You also sound like you resent your brother for not pulling his weight. That's understandable, I think.

Only thing you can do is try and remember that your mum is old and has limited time left. Put some boundaries in place and try to let it run off you when she starts moaning.

It's not an easy job. Stay strong and look after yourself too. Thanks

BiddyPop · 14/02/2018 14:20

It sounds like it is hard for you and that your DM is being quite demanding of your time without acknowledging that you have other commitments also.

It does sound like you don't respect her terribly, but your later post also indicates that she has always been somewhat this way so that may explain it a bit too.
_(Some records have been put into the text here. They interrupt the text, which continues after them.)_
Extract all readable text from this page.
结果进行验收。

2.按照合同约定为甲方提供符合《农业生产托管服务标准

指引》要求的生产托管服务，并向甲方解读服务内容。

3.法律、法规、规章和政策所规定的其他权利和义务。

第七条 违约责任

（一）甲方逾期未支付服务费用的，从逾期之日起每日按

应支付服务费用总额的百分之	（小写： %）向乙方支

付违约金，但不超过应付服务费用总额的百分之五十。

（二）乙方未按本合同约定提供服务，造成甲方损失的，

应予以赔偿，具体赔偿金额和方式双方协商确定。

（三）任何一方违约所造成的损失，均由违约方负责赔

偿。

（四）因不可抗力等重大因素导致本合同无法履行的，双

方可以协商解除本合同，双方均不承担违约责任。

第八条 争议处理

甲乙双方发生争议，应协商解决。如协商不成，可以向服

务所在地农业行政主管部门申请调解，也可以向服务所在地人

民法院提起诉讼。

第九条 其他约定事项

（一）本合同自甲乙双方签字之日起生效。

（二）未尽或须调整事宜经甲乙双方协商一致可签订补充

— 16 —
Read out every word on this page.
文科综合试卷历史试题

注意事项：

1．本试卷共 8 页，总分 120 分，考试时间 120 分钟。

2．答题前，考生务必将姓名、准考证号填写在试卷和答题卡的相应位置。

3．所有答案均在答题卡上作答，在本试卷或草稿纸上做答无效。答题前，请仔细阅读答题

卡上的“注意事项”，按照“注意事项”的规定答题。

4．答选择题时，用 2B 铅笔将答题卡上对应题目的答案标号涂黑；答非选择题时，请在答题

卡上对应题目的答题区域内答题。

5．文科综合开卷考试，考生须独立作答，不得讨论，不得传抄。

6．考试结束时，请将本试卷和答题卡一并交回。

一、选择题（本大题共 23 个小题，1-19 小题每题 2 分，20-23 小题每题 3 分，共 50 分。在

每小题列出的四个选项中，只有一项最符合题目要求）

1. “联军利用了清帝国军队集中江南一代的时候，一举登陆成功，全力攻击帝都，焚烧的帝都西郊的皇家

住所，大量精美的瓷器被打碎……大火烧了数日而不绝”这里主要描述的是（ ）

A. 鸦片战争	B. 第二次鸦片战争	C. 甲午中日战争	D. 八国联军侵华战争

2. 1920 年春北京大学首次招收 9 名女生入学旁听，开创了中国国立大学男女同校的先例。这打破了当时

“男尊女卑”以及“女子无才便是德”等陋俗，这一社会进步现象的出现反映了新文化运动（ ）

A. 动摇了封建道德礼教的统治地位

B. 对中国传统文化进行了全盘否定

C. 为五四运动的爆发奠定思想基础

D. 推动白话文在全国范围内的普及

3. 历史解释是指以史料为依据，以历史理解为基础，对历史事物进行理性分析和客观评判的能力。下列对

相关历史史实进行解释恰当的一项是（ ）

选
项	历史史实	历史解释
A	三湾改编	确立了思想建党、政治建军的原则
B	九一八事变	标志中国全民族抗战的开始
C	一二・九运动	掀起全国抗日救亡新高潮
Set limits for your DM - "yes I can come to the library and do the shopping, but I am only available from 10.30 until 12.30 so I will have to leave then". Or "I can come on Tuesday to do shopping, and Friday afternoon I can bring a cake for a nice coffee and chat, but I am very busy this week otherwise". If you know a time coming up that you can give a big outing or bring her to dinner in your house or similar, something she can look forward to, let her know that as part of being less available. And do let her know about other things you have on - make her aware that you are not just at her beck and call but that you DO have serious other responsibilities to take care of also.

It's hard if she won't engage with suggestions - but would she go along if you didn't say where you were going one day on an outing and turned up at a social group or other activity you think might be useful for her? Just say nothing and present her with a fait accompli?
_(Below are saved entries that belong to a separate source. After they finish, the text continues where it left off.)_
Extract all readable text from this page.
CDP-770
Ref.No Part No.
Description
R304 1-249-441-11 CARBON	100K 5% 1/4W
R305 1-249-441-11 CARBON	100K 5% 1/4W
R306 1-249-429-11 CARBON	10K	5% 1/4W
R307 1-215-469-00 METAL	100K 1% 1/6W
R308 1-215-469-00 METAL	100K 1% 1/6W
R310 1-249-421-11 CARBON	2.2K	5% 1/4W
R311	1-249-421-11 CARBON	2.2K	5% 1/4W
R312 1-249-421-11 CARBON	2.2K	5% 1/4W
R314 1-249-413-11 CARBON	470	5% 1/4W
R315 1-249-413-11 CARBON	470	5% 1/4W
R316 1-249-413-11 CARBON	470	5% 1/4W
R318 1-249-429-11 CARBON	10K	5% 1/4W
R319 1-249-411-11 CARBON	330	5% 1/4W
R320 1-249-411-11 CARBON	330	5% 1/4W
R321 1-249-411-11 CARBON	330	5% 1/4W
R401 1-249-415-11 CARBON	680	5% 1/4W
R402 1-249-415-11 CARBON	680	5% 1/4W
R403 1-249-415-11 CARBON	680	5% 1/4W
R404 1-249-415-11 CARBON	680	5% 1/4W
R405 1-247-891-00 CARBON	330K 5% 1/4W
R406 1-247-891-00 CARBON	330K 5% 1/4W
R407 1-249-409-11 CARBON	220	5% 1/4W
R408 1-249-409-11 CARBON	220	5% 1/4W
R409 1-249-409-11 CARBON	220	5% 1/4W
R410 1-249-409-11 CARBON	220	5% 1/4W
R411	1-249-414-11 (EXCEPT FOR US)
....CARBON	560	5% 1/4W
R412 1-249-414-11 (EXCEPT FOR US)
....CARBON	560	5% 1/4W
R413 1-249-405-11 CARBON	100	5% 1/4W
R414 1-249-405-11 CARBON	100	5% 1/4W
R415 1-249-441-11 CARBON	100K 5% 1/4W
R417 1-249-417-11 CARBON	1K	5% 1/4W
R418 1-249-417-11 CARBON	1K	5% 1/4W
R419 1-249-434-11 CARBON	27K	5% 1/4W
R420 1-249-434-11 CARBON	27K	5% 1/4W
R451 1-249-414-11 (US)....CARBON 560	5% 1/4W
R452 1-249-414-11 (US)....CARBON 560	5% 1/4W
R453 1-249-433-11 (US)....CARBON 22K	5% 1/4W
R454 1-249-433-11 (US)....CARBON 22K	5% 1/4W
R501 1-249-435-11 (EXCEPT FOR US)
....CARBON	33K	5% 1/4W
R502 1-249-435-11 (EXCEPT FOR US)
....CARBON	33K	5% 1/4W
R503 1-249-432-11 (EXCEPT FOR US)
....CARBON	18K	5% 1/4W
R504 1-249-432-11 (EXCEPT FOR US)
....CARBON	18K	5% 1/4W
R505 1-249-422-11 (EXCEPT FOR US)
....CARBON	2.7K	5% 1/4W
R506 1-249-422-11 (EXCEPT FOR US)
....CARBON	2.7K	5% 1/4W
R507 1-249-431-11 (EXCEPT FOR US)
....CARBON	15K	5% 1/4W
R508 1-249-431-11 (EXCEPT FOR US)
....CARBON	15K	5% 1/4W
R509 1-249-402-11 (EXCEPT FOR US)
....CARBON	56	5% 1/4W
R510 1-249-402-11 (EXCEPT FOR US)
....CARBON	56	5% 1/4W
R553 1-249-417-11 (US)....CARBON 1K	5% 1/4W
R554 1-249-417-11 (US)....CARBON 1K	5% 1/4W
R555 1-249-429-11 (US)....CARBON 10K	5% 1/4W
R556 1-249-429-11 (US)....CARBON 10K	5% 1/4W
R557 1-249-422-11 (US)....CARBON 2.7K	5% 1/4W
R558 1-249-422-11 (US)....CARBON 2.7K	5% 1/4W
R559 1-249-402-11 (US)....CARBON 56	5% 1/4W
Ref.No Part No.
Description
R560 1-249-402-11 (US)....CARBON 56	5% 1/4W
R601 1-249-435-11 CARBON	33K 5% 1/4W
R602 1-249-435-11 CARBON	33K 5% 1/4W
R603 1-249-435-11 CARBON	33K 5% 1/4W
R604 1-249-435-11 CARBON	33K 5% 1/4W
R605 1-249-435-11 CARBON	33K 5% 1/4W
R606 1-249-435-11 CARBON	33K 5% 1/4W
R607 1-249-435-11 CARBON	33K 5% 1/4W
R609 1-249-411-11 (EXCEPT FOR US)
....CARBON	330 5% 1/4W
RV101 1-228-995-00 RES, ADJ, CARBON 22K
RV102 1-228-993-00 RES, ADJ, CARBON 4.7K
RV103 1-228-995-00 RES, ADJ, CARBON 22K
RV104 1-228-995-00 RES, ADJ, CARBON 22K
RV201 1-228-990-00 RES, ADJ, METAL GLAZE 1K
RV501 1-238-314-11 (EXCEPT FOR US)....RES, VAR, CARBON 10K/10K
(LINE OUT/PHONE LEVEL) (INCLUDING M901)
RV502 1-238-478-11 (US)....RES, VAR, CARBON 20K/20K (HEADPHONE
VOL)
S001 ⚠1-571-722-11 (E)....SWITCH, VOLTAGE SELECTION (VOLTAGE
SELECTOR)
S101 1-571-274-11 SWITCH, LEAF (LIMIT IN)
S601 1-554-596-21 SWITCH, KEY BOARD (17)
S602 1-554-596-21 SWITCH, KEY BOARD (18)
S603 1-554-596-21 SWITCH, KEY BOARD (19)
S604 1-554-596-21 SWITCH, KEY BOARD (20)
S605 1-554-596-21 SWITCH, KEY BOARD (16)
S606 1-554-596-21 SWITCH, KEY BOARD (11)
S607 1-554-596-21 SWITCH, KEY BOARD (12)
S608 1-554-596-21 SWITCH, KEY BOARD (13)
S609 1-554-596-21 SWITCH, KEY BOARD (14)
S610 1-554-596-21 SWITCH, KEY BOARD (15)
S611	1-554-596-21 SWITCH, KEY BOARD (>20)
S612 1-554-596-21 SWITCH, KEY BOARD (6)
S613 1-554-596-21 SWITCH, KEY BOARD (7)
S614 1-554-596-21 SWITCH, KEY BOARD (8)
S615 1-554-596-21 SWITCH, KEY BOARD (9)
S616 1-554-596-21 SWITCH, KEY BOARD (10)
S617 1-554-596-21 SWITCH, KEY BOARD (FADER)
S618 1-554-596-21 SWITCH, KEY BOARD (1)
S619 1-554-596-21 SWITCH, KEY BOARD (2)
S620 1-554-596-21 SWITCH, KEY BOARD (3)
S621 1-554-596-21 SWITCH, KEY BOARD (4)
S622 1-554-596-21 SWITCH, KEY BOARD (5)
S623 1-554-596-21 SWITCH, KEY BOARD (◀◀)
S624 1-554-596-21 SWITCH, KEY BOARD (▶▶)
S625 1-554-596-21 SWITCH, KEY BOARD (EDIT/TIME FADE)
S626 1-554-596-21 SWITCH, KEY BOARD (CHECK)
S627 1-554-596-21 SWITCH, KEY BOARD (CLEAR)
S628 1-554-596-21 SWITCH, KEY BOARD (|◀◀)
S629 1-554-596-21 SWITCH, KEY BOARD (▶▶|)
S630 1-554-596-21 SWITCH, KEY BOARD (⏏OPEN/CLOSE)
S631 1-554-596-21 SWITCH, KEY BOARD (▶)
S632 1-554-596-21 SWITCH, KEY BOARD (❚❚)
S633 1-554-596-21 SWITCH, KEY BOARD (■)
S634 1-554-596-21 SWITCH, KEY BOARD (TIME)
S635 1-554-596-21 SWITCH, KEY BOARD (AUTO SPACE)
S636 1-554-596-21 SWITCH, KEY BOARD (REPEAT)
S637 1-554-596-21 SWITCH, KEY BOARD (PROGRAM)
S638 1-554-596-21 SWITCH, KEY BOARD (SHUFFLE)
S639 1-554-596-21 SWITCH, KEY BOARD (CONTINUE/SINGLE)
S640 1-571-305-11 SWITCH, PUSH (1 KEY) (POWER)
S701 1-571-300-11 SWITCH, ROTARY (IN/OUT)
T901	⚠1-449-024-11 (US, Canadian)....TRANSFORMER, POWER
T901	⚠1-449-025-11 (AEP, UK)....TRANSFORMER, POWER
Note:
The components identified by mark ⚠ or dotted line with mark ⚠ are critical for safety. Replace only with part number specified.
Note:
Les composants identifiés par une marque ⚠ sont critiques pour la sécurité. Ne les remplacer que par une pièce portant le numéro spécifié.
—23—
Definitely you need to talk to your DB about the burden of caring, and get him on board with the problem of caring for your DM. You need more support. You are not necessarily asking him to do more himself (although really he should visit more often!), but you need to agree a strategy between you on how to handle it. So looking at social workers/GP etc doing an elderly assessment to see what supports they can offer her, looking at the cost and practicalities of paid care like a cleaner or other companionship, are there meals on wheels etc locally (or does she not need that yet - but you may need to know about them for a point in the future), all that sort of thing.

Perhaps your DB could do other things in the background, like arranging online food shopping or doing some of the searching for support etc, rather than necessarily getting involved personally with bringing her shopping or keeping her company (or doing the little jobs of maintenance or whatever).

BrandNewHouse · 14/02/2018 14:25

This reply has been deleted

Message withdrawn at poster's request.